Les autorités syriennes ont porté à plus de 1 600 le nombre de cas de choléra détectés depuis la déclaration d’une épidémie en septembre, dont l’épicentre se trouve dans la province septentrionale d’Alep, bien que l’on craigne que ce chiffre soit beaucoup plus élevé.
Le ministère syrien de la santé a déclaré que 1 609 cas ont été confirmés jusqu’à présent, dont 49 décès. Au total, 987 cas ont été détectés à Alep, la province la plus touchée, comme le rapporte l’agence de presse étatique syrienne SANA.
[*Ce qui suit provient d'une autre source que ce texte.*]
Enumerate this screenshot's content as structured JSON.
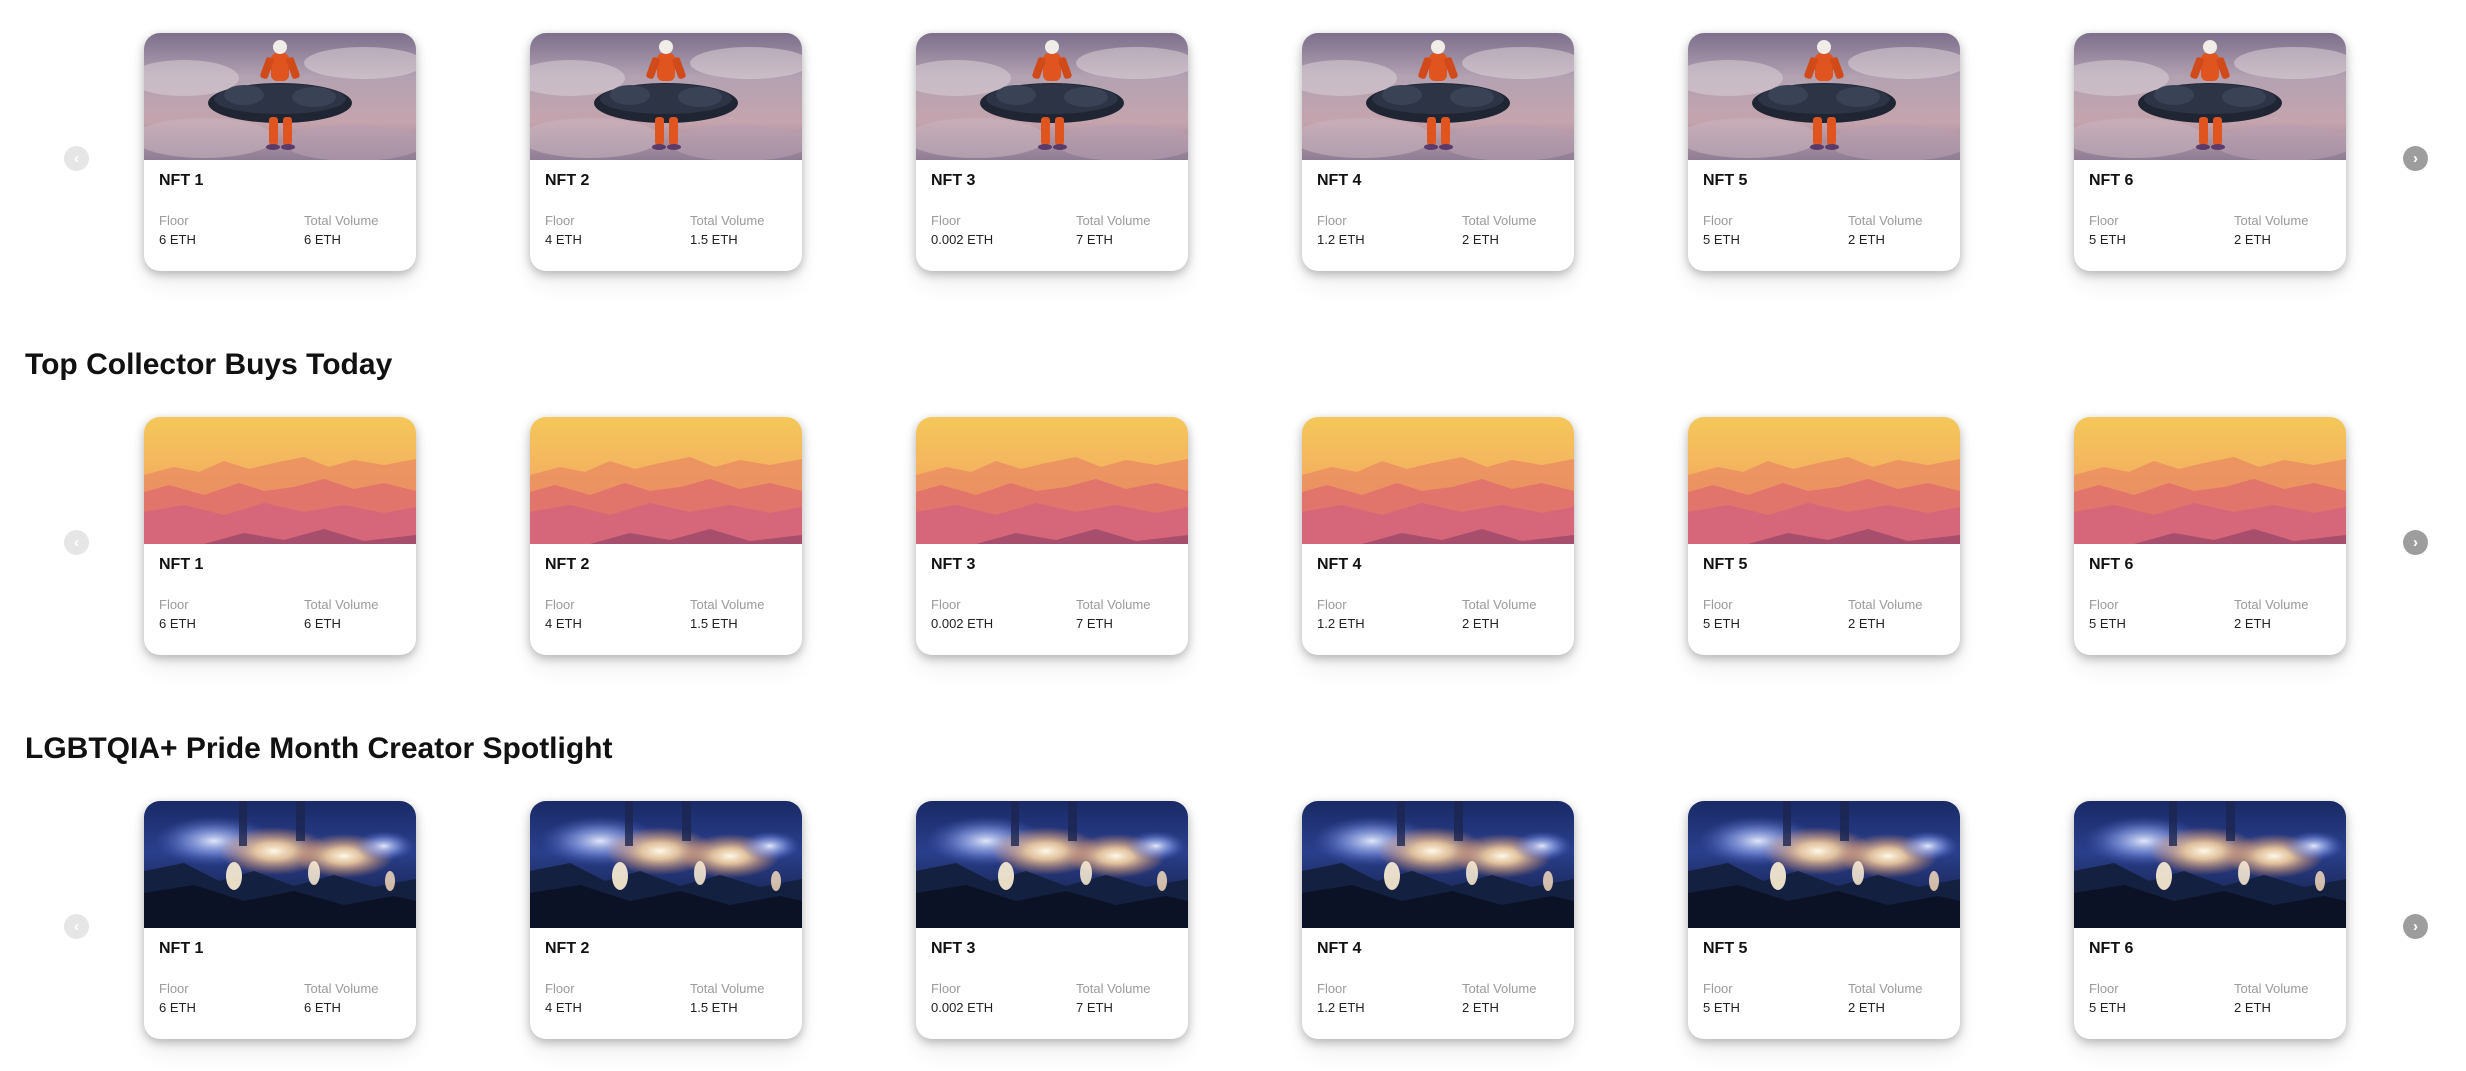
{
  "sections": [
    {
      "title": "",
      "theme": "astronaut",
      "cards": [
        {
          "name": "NFT 1",
          "floor_label": "Floor",
          "floor": "6 ETH",
          "volume_label": "Total Volume",
          "volume": "6 ETH"
        },
        {
          "name": "NFT 2",
          "floor_label": "Floor",
          "floor": "4 ETH",
          "volume_label": "Total Volume",
          "volume": "1.5 ETH"
        },
        {
          "name": "NFT 3",
          "floor_label": "Floor",
          "floor": "0.002 ETH",
          "volume_label": "Total Volume",
          "volume": "7 ETH"
        },
        {
          "name": "NFT 4",
          "floor_label": "Floor",
          "floor": "1.2 ETH",
          "volume_label": "Total Volume",
          "volume": "2 ETH"
        },
        {
          "name": "NFT 5",
          "floor_label": "Floor",
          "floor": "5 ETH",
          "volume_label": "Total Volume",
          "volume": "2 ETH"
        },
        {
          "name": "NFT 6",
          "floor_label": "Floor",
          "floor": "5 ETH",
          "volume_label": "Total Volume",
          "volume": "2 ETH"
        }
      ]
    },
    {
      "title": "Top Collector Buys Today",
      "theme": "sunset-mountains",
      "cards": [
        {
          "name": "NFT 1",
          "floor_label": "Floor",
          "floor": "6 ETH",
          "volume_label": "Total Volume",
          "volume": "6 ETH"
        },
        {
          "name": "NFT 2",
          "floor_label": "Floor",
          "floor": "4 ETH",
          "volume_label": "Total Volume",
          "volume": "1.5 ETH"
        },
        {
          "name": "NFT 3",
          "floor_label": "Floor",
          "floor": "0.002 ETH",
          "volume_label": "Total Volume",
          "volume": "7 ETH"
        },
        {
          "name": "NFT 4",
          "floor_label": "Floor",
          "floor": "1.2 ETH",
          "volume_label": "Total Volume",
          "volume": "2 ETH"
        },
        {
          "name": "NFT 5",
          "floor_label": "Floor",
          "floor": "5 ETH",
          "volume_label": "Total Volume",
          "volume": "2 ETH"
        },
        {
          "name": "NFT 6",
          "floor_label": "Floor",
          "floor": "5 ETH",
          "volume_label": "Total Volume",
          "volume": "2 ETH"
        }
      ]
    },
    {
      "title": "LGBTQIA+ Pride Month Creator Spotlight",
      "theme": "night-lights",
      "cards": [
        {
          "name": "NFT 1",
          "floor_label": "Floor",
          "floor": "6 ETH",
          "volume_label": "Total Volume",
          "volume": "6 ETH"
        },
        {
          "name": "NFT 2",
          "floor_label": "Floor",
          "floor": "4 ETH",
          "volume_label": "Total Volume",
          "volume": "1.5 ETH"
        },
        {
          "name": "NFT 3",
          "floor_label": "Floor",
          "floor": "0.002 ETH",
          "volume_label": "Total Volume",
          "volume": "7 ETH"
        },
        {
          "name": "NFT 4",
          "floor_label": "Floor",
          "floor": "1.2 ETH",
          "volume_label": "Total Volume",
          "volume": "2 ETH"
        },
        {
          "name": "NFT 5",
          "floor_label": "Floor",
          "floor": "5 ETH",
          "volume_label": "Total Volume",
          "volume": "2 ETH"
        },
        {
          "name": "NFT 6",
          "floor_label": "Floor",
          "floor": "5 ETH",
          "volume_label": "Total Volume",
          "volume": "2 ETH"
        }
      ]
    }
  ],
  "carousel": {
    "prev_icon": "chevron-left-icon",
    "next_icon": "chevron-right-icon",
    "prev_glyph": "‹",
    "next_glyph": "›",
    "prev_color": "#e6e6e6",
    "next_color": "#9d9d9d"
  }
}
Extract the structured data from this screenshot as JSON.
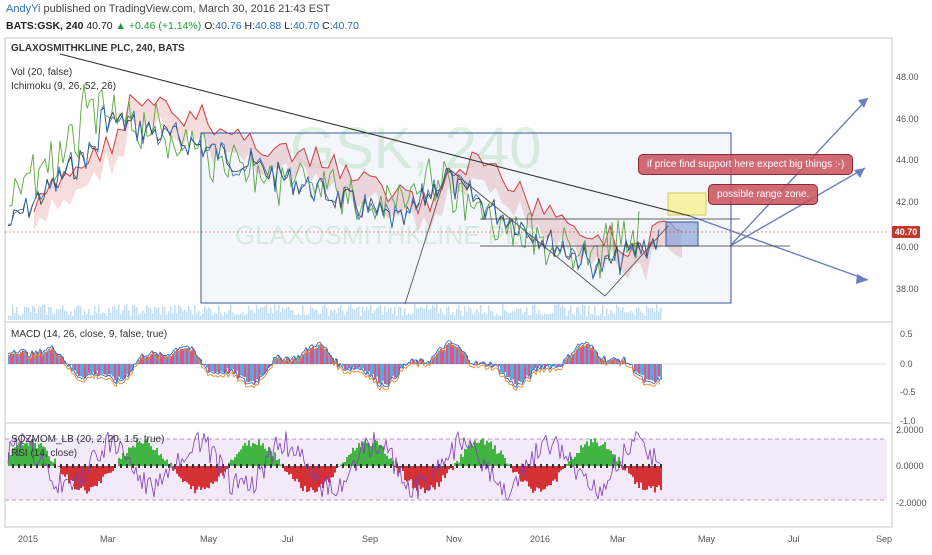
{
  "header": {
    "user": "AndyYi",
    "published": "published on TradingView.com, March 30, 2016 21:43 EST",
    "symbol": "BATS:GSK, 240",
    "last": "40.70",
    "change": "+0.46 (+1.14%)",
    "open_label": "O:",
    "open": "40.76",
    "high_label": "H:",
    "high": "40.88",
    "low_label": "L:",
    "low": "40.70",
    "close_label": "C:",
    "close": "40.70"
  },
  "legends": {
    "title": "GLAXOSMITHKLINE PLC, 240, BATS",
    "vol": "Vol (20, false)",
    "ichimoku": "Ichimoku (9, 26, 52, 26)",
    "macd": "MACD (14, 26, close, 9, false, true)",
    "sqzmom": "SQZMOM_LB (20, 2, 20, 1.5, true)",
    "rsi": "RSI (14, close)"
  },
  "watermark": {
    "ticker": "GSK, 240",
    "name": "GLAXOSMITHKLINE PLC"
  },
  "price_axis": [
    "48.00",
    "46.00",
    "44.00",
    "42.00",
    "40.00",
    "38.00"
  ],
  "price_tag": "40.70",
  "macd_axis": [
    "0.5",
    "0.0",
    "-0.5",
    "-1.0"
  ],
  "sqz_axis": [
    "2.0000",
    "0.0000",
    "-2.0000"
  ],
  "time_axis": [
    "2015",
    "Mar",
    "May",
    "Jul",
    "Sep",
    "Nov",
    "2016",
    "Mar",
    "May",
    "Jul",
    "Sep"
  ],
  "annotations": {
    "note1": "if price find support here expect big things :-)",
    "note2": "possible range zone."
  },
  "colors": {
    "accent": "#2a6ebb",
    "up": "#1a9a3b",
    "down": "#c0392b",
    "cloud_red": "#f2c4c4",
    "macd_pos": "#3a9ad9",
    "macd_neg": "#e0336a",
    "sqz_pos": "#22aa22",
    "sqz_neg": "#cc1111",
    "rsi_band": "#efe0f7"
  }
}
Les provinces les plus touchées sont ensuite Deir Ezzor (233), Lattaquié (97), Hasakah (90), Raqqa (54), Hama (38), Homs (28), Sueida (26), Damas (20), la campagne de Damas (17), Tartous (10), Daraa (5) et Quneitra (4).
Un total de 40 décès a été enregistré à Alep, tandis que Hasakah a confirmé quatre décès, deux à Deir Ezzor et un à Homs, Hama et Damas.
Les autorités syriennes ont lancé une campagne de vaccination la semaine dernière après avoir reçu deux millions de doses du vaccin. La campagne vise principalement les populations vulnérables des provinces les plus touchées par l’épidémie : Alep, Deir Ezzor, Hasakah et Raqqa.
Le représentant de l’Organisation mondiale de la santé (OMS) en Syrie, Iman Shankiti, a déclaré avant le lancement de la campagne que «le choléra est une menace pour la santé publique qui affecte la santé des populations et impose des coûts substantiels aux systèmes de santé publique».
Le choléra est une maladie diarrhéique aiguë causée par l’ingestion d’aliments ou d’eau contaminés par le «bacille vibrio cholerae», indique l’OMS sur son site web, où elle souligne que «le choléra reste une menace mondiale pour la santé publique et un indicateur d’inégalité et de manque de développement social».